The Celtics have yet to win a game on the road in the playoffs, but they remained perfect at home as they wrapped up the Eastern Conference second-round series in a do-or-die Game 7.
They will face the Detroit Pistons in the Eastern Conference finals for a spot in the championship series.
PHOTO: AP
Top-seeded Boston had to overcome a superb 45-point performance by “King” James, the fourth-most in a game seven in NBA history.
It was the second straight series that the 16-time NBA champion Celtics were taken to seven games. They were also stretched to the limit by the eighth-seeded Atlanta Hawks in the previous round.
Boston will host Detroit in game one of the Eastern Conference finals on Tuesday.
“We’ve played 14 hard games,” said Boston’s Kevin Garnett. “It’s more emotionally draining than anything. We will enjoy this, but we know as we advance it will get even more difficult.”
Pierce, the Celtics’ longest-tenured player in his 10th season with the club, dueled James, whose Cavaliers reached last year’s NBA Finals but were sept by San Antonio.
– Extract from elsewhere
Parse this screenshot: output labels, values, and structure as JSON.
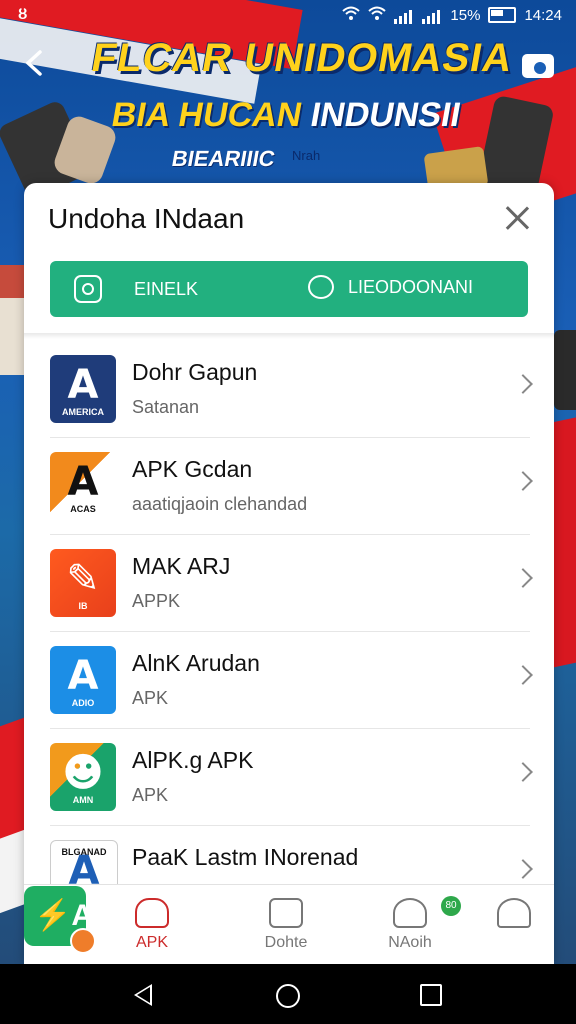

Pierce was largely responsible for preventing any Cavalier comeback.
He finished 13-of-23 from the floor and hit 4-of-6 3-pointers.
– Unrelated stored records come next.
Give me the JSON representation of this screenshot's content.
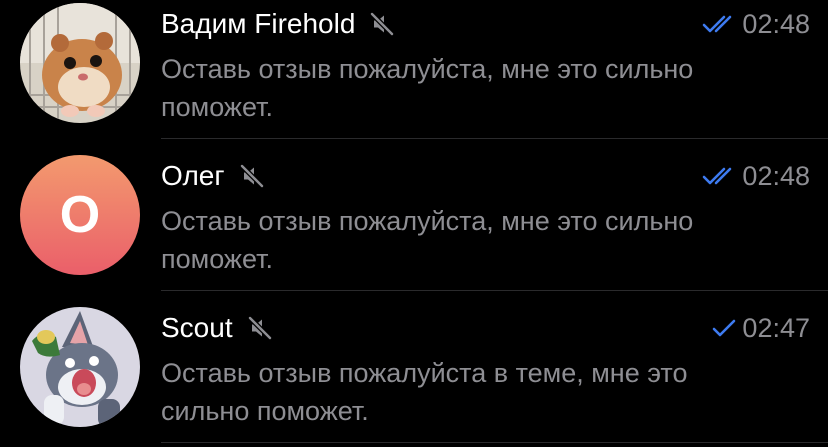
{
  "colors": {
    "background": "#000000",
    "name_text": "#ffffff",
    "secondary_text": "#8e8e93",
    "read_check": "#3e7bf0",
    "divider": "#2a2a2c",
    "avatar_gradient_top": "#f39a6e",
    "avatar_gradient_bottom": "#ea5f6a"
  },
  "chats": [
    {
      "name": "Вадим Firehold",
      "muted": true,
      "status_icon": "double-check-icon",
      "time": "02:48",
      "message": "Оставь отзыв пожалуйста, мне это сильно поможет.",
      "avatar": "hamster-photo"
    },
    {
      "name": "Олег",
      "muted": true,
      "status_icon": "double-check-icon",
      "time": "02:48",
      "message": "Оставь отзыв пожалуйста, мне это сильно поможет.",
      "avatar_letter": "О"
    },
    {
      "name": "Scout",
      "muted": true,
      "status_icon": "single-check-icon",
      "time": "02:47",
      "message": "Оставь отзыв пожалуйста в теме, мне это сильно поможет.",
      "avatar": "cartoon-cat-photo"
    }
  ]
}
“Tonight was basically get the ball to Paul Pierce and get the hell out of the way. That’s exactly what it was,” Garnett said.
Pierce said his stellar performance felt natural.
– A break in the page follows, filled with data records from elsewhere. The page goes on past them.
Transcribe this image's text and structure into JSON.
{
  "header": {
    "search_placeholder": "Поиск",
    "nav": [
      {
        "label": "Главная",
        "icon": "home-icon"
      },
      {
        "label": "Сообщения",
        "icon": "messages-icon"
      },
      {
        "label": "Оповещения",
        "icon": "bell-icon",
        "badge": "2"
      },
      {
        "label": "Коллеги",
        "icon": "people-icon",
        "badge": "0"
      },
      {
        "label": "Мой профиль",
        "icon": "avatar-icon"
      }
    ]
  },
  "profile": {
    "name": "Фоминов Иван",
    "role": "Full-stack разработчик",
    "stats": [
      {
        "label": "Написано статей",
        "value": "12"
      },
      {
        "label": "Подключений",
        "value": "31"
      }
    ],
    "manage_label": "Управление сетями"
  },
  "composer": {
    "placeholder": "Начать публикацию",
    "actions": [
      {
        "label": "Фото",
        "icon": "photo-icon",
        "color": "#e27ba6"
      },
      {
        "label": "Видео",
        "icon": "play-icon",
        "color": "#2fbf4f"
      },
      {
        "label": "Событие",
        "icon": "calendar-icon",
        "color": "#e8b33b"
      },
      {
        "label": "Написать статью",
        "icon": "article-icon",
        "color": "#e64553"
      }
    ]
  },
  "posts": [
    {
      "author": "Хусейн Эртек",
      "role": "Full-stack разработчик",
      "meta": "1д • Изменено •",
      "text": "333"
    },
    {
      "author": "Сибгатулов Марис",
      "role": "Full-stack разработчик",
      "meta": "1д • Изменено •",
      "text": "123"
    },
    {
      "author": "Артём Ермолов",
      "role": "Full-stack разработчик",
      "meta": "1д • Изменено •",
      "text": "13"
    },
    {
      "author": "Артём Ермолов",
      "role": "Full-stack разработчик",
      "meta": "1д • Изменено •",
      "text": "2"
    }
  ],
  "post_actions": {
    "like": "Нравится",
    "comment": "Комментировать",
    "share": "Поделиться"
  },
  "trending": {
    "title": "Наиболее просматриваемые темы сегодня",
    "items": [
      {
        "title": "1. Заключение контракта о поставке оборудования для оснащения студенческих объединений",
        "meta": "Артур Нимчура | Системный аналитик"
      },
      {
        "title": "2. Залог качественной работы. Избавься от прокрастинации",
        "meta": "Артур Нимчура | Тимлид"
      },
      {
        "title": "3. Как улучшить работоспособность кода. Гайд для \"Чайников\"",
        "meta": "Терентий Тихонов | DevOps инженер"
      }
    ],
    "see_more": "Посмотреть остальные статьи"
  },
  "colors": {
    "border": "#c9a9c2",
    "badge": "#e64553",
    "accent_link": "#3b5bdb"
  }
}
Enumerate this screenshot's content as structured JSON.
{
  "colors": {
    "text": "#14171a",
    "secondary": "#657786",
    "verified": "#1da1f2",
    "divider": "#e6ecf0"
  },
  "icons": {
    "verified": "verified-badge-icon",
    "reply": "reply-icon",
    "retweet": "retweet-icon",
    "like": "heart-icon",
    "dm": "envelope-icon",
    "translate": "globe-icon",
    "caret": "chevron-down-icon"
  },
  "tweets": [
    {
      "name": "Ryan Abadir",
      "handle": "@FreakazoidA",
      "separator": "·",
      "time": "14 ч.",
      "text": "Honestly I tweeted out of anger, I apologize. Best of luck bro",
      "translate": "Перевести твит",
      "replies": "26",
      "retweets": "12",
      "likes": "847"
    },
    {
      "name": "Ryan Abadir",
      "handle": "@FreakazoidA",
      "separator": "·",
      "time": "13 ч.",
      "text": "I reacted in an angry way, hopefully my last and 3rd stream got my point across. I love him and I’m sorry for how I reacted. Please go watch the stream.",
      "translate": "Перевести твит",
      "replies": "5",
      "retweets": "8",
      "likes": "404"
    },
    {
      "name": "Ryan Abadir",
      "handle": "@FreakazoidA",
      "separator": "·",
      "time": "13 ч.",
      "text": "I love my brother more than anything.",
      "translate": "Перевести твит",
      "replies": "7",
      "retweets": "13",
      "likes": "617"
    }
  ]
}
“I thought we just did things that were in the flow of the offense,” he said. “I don’t think I forced too much.
“It was my aggressiveness that led to the open shots I was able to take. I took a number of 15-footers that I know I can make right there off the dribble.
“The ball was coming to me. I felt great. I was just letting it ride.”
James, however, kept the Cavaliers in it until the bitter end, as he and Pierce put on a show that drew comparisons to the duel between Celtics icon Larry Bird and Atlanta’s Dominique Wilkins in Boston’s game-seven home victory in the same round in 1988.
“Fans came to see Paul Pierce and Lebron James play — I told him that,” James said of his brief mid-game chat with Pierce. “I said they came to see us play, let’s give the fans something to remember.
“It was very exciting to be a part of this, especially in this building.
“As a fan of basketball, and I know so much about the history — this will go down in history.”
James, who scored 112 points in the final three games of the series, sandwiched 3-pointers around a basket by Pierce to pull Cleveland within 83-80 with 5:42 to play.
The Cavaliers, who never led, got within 89-88 on a steal and dunk by James with 2:20 left — but didn’t score again for more than two minutes.
While Pierce was the undisputed star, the Celtics had a key contribution from an unlikely source as P.J. Brown responded to Cleveland’s late surge.
Brown, who was in retirement before Boston signed him after the trade deadline, drained an 18-footer with 1:21 to play, then forced an airball by James with 25 seconds left.
“PJ has been what we thought he would be,” Garnett said. “He’s brought not only energy but veteran leadership. He’s been there, he’s very poised. I felt like his shot was very important, if not the biggest shot of the game.”
Ray Allen, who had a dismal game with just four points, then hit the first two of six consecutive free throws to keep Cleveland at bay and keep the Celtics’ remarkable turnaround season alive.
Garnett finished with 13 points and 13 rebounds while Brown finished with 10 points — all in the second half — and grabbed six boards for Boston.
The Celtics, who won just 24 games in the 2006-07 season, came back with the best record in the NBA this season of 66-16. The 42-game improvement was the biggest turnaround in league history.
Guard Delonte West, an ex-Celtic, was the only other Cleveland player in double figures with 15 points.